Oysa ne kaçarak gidilebilirdi
Samsun'a, ne de dümeni kırık, pusulası bozuk bir tekneyle. Hazırlıklar inceden
inceye planlanarak ve eksikler giderilerek yola çıkmıştı Bandırma gemisi.
İşte
Mustafa Kemal'in İstekleri
Elimizdeki belgelerden biri özellikle
ilginçtir.
Tarih 13 Mayıs 1919. Henüz İzmir işgal
edilmemiş. İstanbul'dan yola çıkışına 3 gün varken M. Kemal Paşa, Harbiye
Nezareti'nden 4 şey istemektedir.
1) 7 Mayıs'ta istediği karargâh
mensuplarının üç aylık tahsisatlarının şimdiden ve buradan ödenmesi,
2) Müfettişlik görevi sırasında ortaya
çıkabilecek olağanüstü masraflar için 6 Mayıs'ta para istenildiği halde henüz
karar verilmemiştir. Karar verilip hesaplanarak kendisine bir miktar meblağ ödenmesi,
3) En az iki binek otomobil temini,
4) Kendisine verilecek tahsisat ile
karargâhının "seferî karargâh" olarak kabul edilmesi hakkında ayın
12'sinde bir başvuruda bulunduğunu ama bu konunun da henüz işlemden
geçmediğini, bir an önce geçirilmesi.
Ancak istekleri yerine getirildikten
ve maiyetindekilerin paraları nakden ödendikten üç gün sonra yola çıkacağını
söyleyen Mustafa Kemal Paşa'nın hâlâ İstanbul'dan kaçarak gittiğini
tekrarlayanlar varsa denilecek bir şey yok.
İstekleri
Gerçek Oldu
İşte bir belge daha. Tarih 1 Haziran
1919. Meclis-i Vükela müzakerelerine mahsus tutanakta şu bilgileri okuyoruz:
"Mustafa Kemal Paşa ile
refakatindekilerin tahsisat ve harcırahları Harbiye Nezareti bütçesinden
verilecekse de, seyyar olarak görev yapacaklarından bazı masrafları olacaktır.

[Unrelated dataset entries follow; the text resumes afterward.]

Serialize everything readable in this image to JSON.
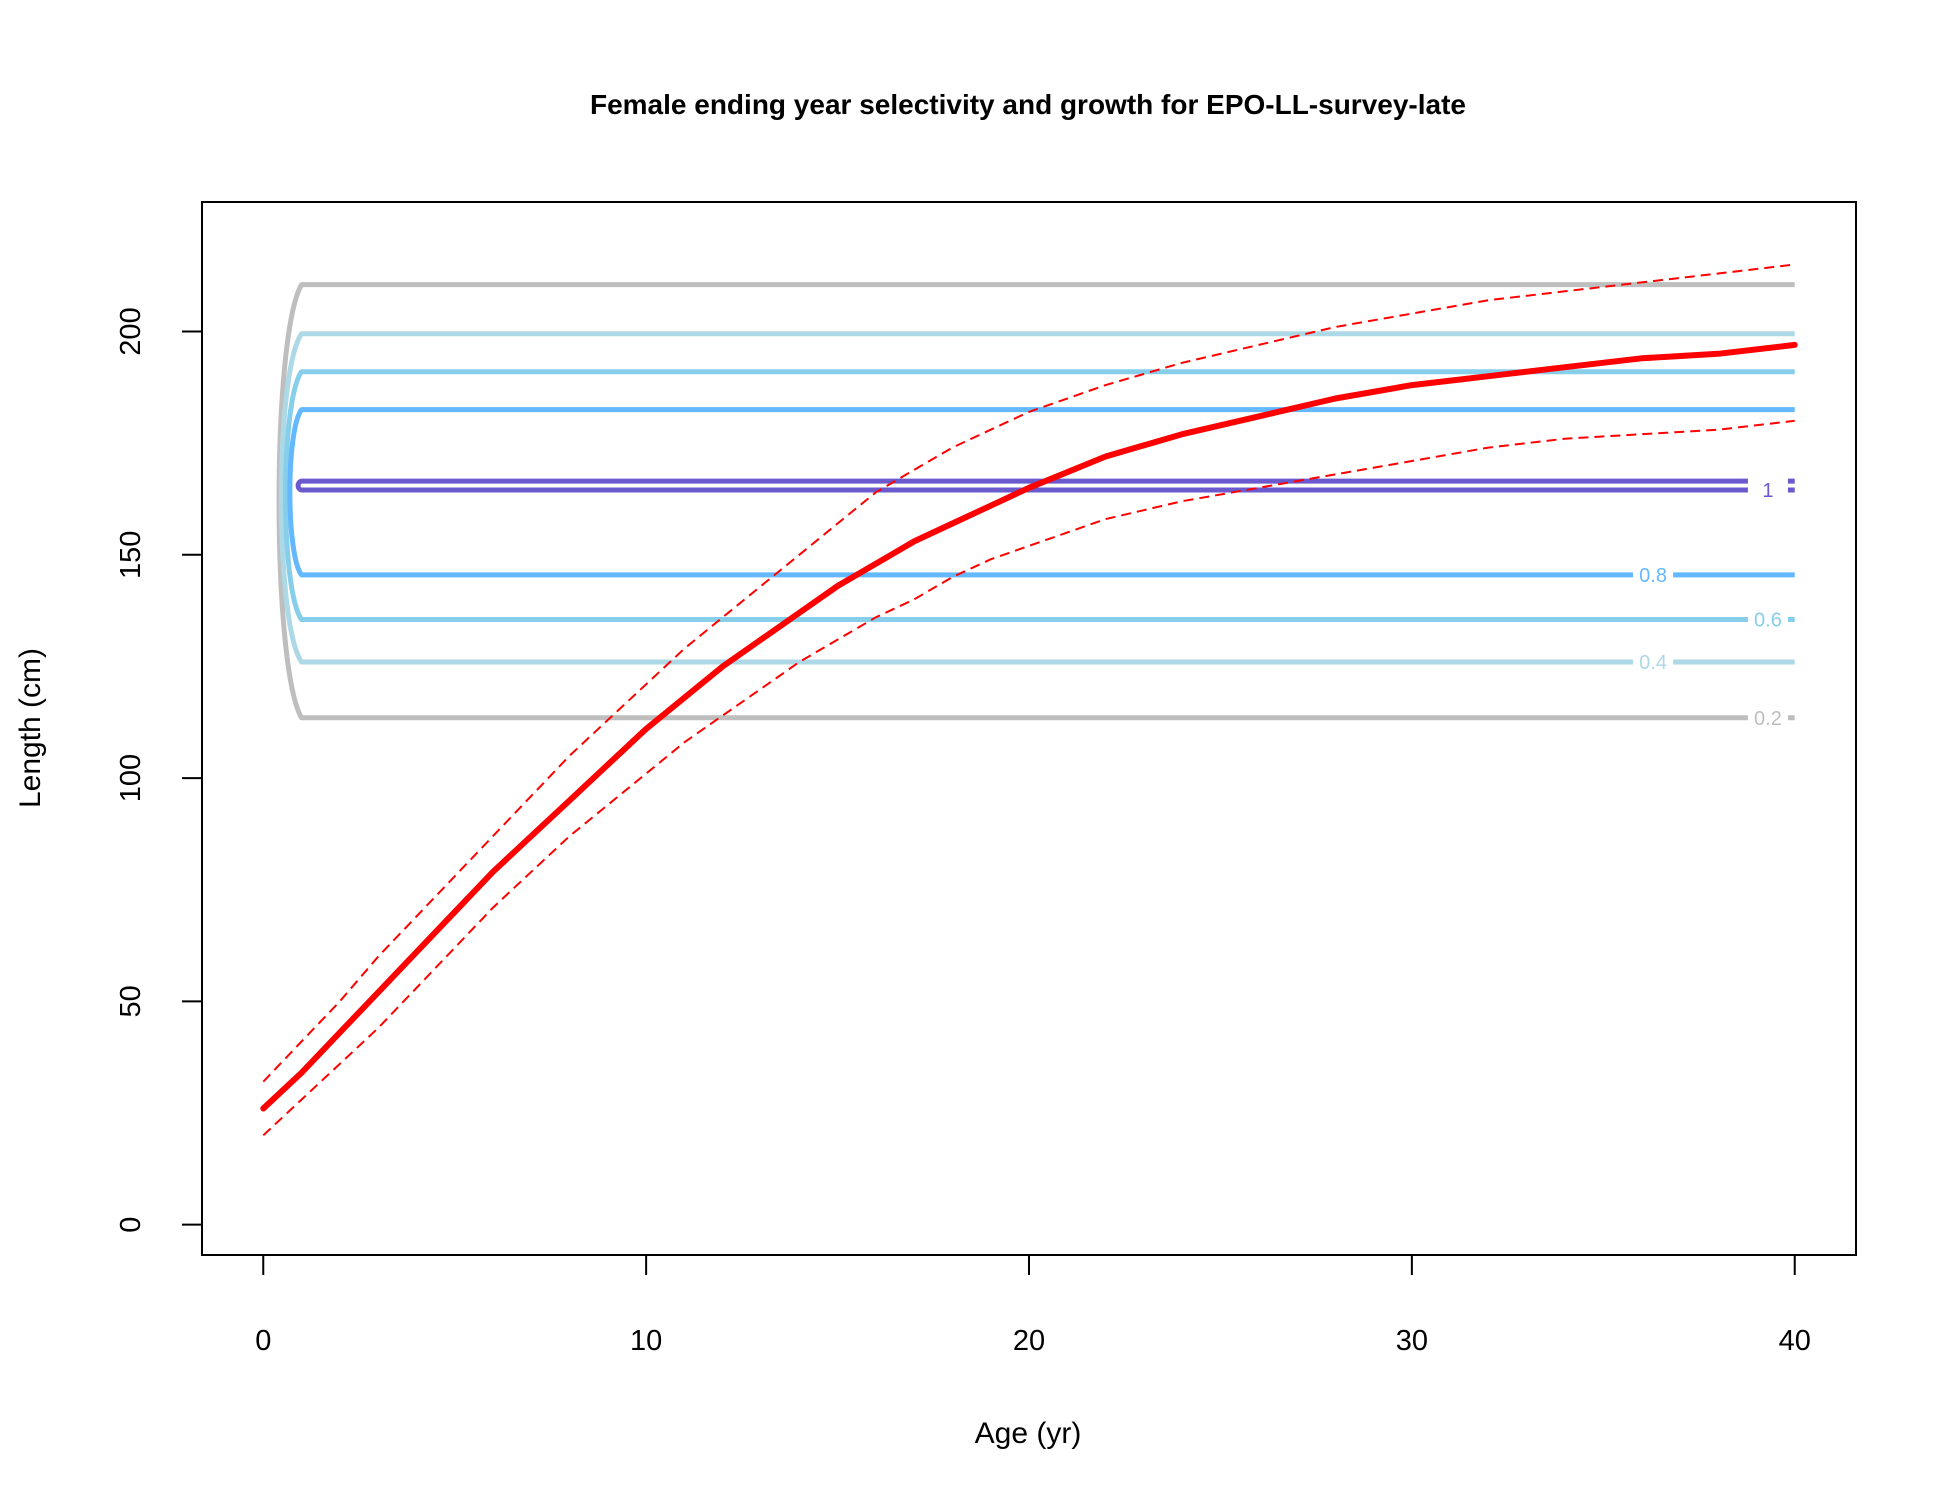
{
  "chart_data": {
    "type": "line",
    "title": "Female ending year selectivity and growth for EPO-LL-survey-late",
    "xlabel": "Age (yr)",
    "ylabel": "Length (cm)",
    "xlim": [
      -1.6,
      41.6
    ],
    "ylim": [
      -6.8,
      229
    ],
    "x_ticks": [
      0,
      10,
      20,
      30,
      40
    ],
    "y_ticks": [
      0,
      50,
      100,
      150,
      200
    ],
    "grid": false,
    "growth": {
      "color": "#ff0000",
      "ages": [
        0,
        1,
        2,
        3,
        4,
        5,
        6,
        7,
        8,
        9,
        10,
        11,
        12,
        13,
        14,
        15,
        16,
        17,
        18,
        19,
        20,
        22,
        24,
        26,
        28,
        30,
        32,
        34,
        36,
        38,
        40
      ],
      "mean": [
        26,
        34,
        43,
        52,
        61,
        70,
        79,
        87,
        95,
        103,
        111,
        118,
        125,
        131,
        137,
        143,
        148,
        153,
        157,
        161,
        165,
        172,
        177,
        181,
        185,
        188,
        190,
        192,
        194,
        195,
        197
      ],
      "upper": [
        32,
        41,
        50,
        60,
        69,
        78,
        87,
        96,
        105,
        113,
        121,
        129,
        136,
        143,
        150,
        157,
        164,
        169,
        174,
        178,
        182,
        188,
        193,
        197,
        201,
        204,
        207,
        209,
        211,
        213,
        215
      ],
      "lower": [
        20,
        28,
        36,
        44,
        53,
        62,
        71,
        79,
        87,
        94,
        101,
        108,
        114,
        120,
        126,
        131,
        136,
        140,
        145,
        149,
        152,
        158,
        162,
        165,
        168,
        171,
        174,
        176,
        177,
        178,
        180
      ]
    },
    "selectivity_contours": [
      {
        "level": "0.2",
        "color": "#bebebe",
        "x_start": 1,
        "x_end": 40,
        "upper_y": 210.5,
        "lower_y": 113.5,
        "label_x": 39.3,
        "label_y": 113.5,
        "label_text": "0.2"
      },
      {
        "level": "0.4",
        "color": "#add8e6",
        "x_start": 1,
        "x_end": 40,
        "upper_y": 199.5,
        "lower_y": 126,
        "label_x": 36.3,
        "label_y": 126,
        "label_text": "0.4"
      },
      {
        "level": "0.6",
        "color": "#87ceeb",
        "x_start": 1,
        "x_end": 40,
        "upper_y": 191,
        "lower_y": 135.5,
        "label_x": 39.3,
        "label_y": 135.5,
        "label_text": "0.6"
      },
      {
        "level": "0.8",
        "color": "#63b8ff",
        "x_start": 1,
        "x_end": 40,
        "upper_y": 182.5,
        "lower_y": 145.5,
        "label_x": 36.3,
        "label_y": 145.5,
        "label_text": "0.8"
      },
      {
        "level": "1",
        "color": "#6a5acd",
        "x_start": 1,
        "x_end": 40,
        "upper_y": 166.5,
        "lower_y": 164.5,
        "label_x": 39.3,
        "label_y": 164.5,
        "label_text": "1"
      }
    ]
  }
}
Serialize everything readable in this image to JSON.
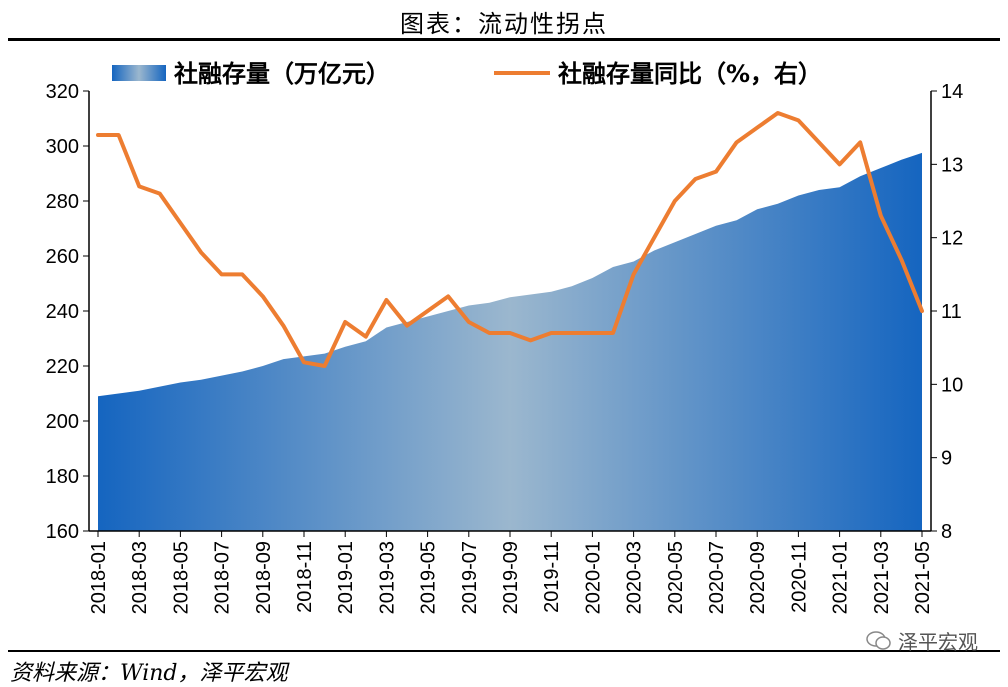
{
  "header": {
    "title": "图表：流动性拐点"
  },
  "footer": {
    "source": "资料来源：Wind，泽平宏观",
    "watermark": "泽平宏观"
  },
  "colors": {
    "area_dark": "#1565C0",
    "area_light": "#9BB7CE",
    "line": "#ED7D31",
    "axis": "#000000"
  },
  "chart_data": {
    "type": "area",
    "title": "",
    "legend": [
      "社融存量（万亿元）",
      "社融存量同比（%，右）"
    ],
    "legend_position": "top",
    "grid": false,
    "x_ticks": [
      "2018-01",
      "2018-03",
      "2018-05",
      "2018-07",
      "2018-09",
      "2018-11",
      "2019-01",
      "2019-03",
      "2019-05",
      "2019-07",
      "2019-09",
      "2019-11",
      "2020-01",
      "2020-03",
      "2020-05",
      "2020-07",
      "2020-09",
      "2020-11",
      "2021-01",
      "2021-03",
      "2021-05"
    ],
    "x": [
      "2018-01",
      "2018-02",
      "2018-03",
      "2018-04",
      "2018-05",
      "2018-06",
      "2018-07",
      "2018-08",
      "2018-09",
      "2018-10",
      "2018-11",
      "2018-12",
      "2019-01",
      "2019-02",
      "2019-03",
      "2019-04",
      "2019-05",
      "2019-06",
      "2019-07",
      "2019-08",
      "2019-09",
      "2019-10",
      "2019-11",
      "2019-12",
      "2020-01",
      "2020-02",
      "2020-03",
      "2020-04",
      "2020-05",
      "2020-06",
      "2020-07",
      "2020-08",
      "2020-09",
      "2020-10",
      "2020-11",
      "2020-12",
      "2021-01",
      "2021-02",
      "2021-03",
      "2021-04",
      "2021-05"
    ],
    "y_left": {
      "min": 160,
      "max": 320,
      "ticks": [
        160,
        180,
        200,
        220,
        240,
        260,
        280,
        300,
        320
      ]
    },
    "y_right": {
      "min": 8,
      "max": 14,
      "ticks": [
        8,
        9,
        10,
        11,
        12,
        13,
        14
      ]
    },
    "series": [
      {
        "name": "社融存量（万亿元）",
        "axis": "left",
        "type": "area",
        "values": [
          209,
          210,
          211,
          212.5,
          214,
          215,
          216.5,
          218,
          220,
          222.5,
          223.5,
          224.5,
          227,
          229,
          234,
          236,
          238,
          240,
          242,
          243,
          245,
          246,
          247,
          249,
          252,
          256,
          258,
          262,
          265,
          268,
          271,
          273,
          277,
          279,
          282,
          284,
          285,
          289,
          292,
          295,
          297.5
        ]
      },
      {
        "name": "社融存量同比（%，右）",
        "axis": "right",
        "type": "line",
        "values": [
          13.4,
          13.4,
          12.7,
          12.6,
          12.2,
          11.8,
          11.5,
          11.5,
          11.2,
          10.8,
          10.3,
          10.25,
          10.85,
          10.65,
          11.15,
          10.8,
          11.0,
          11.2,
          10.85,
          10.7,
          10.7,
          10.6,
          10.7,
          10.7,
          10.7,
          10.7,
          11.5,
          12.0,
          12.5,
          12.8,
          12.9,
          13.3,
          13.5,
          13.7,
          13.6,
          13.3,
          13.0,
          13.3,
          12.3,
          11.7,
          11.0
        ]
      }
    ]
  }
}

Bu sebeple normal tahsisatlarına yarım
maaş eklenmesi uygun görülmekteyse de, bütçede bu paranın bir karşılığı
bulunmadığından aylık tahsisatlarının yarısı olan 57.269 kuruşun beklenmedik
masraflar kaleminden ödenmesine..."
Belgeler devreye girince çok başka bir
tarih çıkacak karşımıza. Emin olun. Devrimci Che Guevara bile gerçeği yalandan
ayırmayı bilmiş, biz bilememişiz. Şöyle demiş:
"Bir yalan, hangi amaç için
söylenmiş olursa olsun, her zaman, en kötü gerçekten daha kötüdür."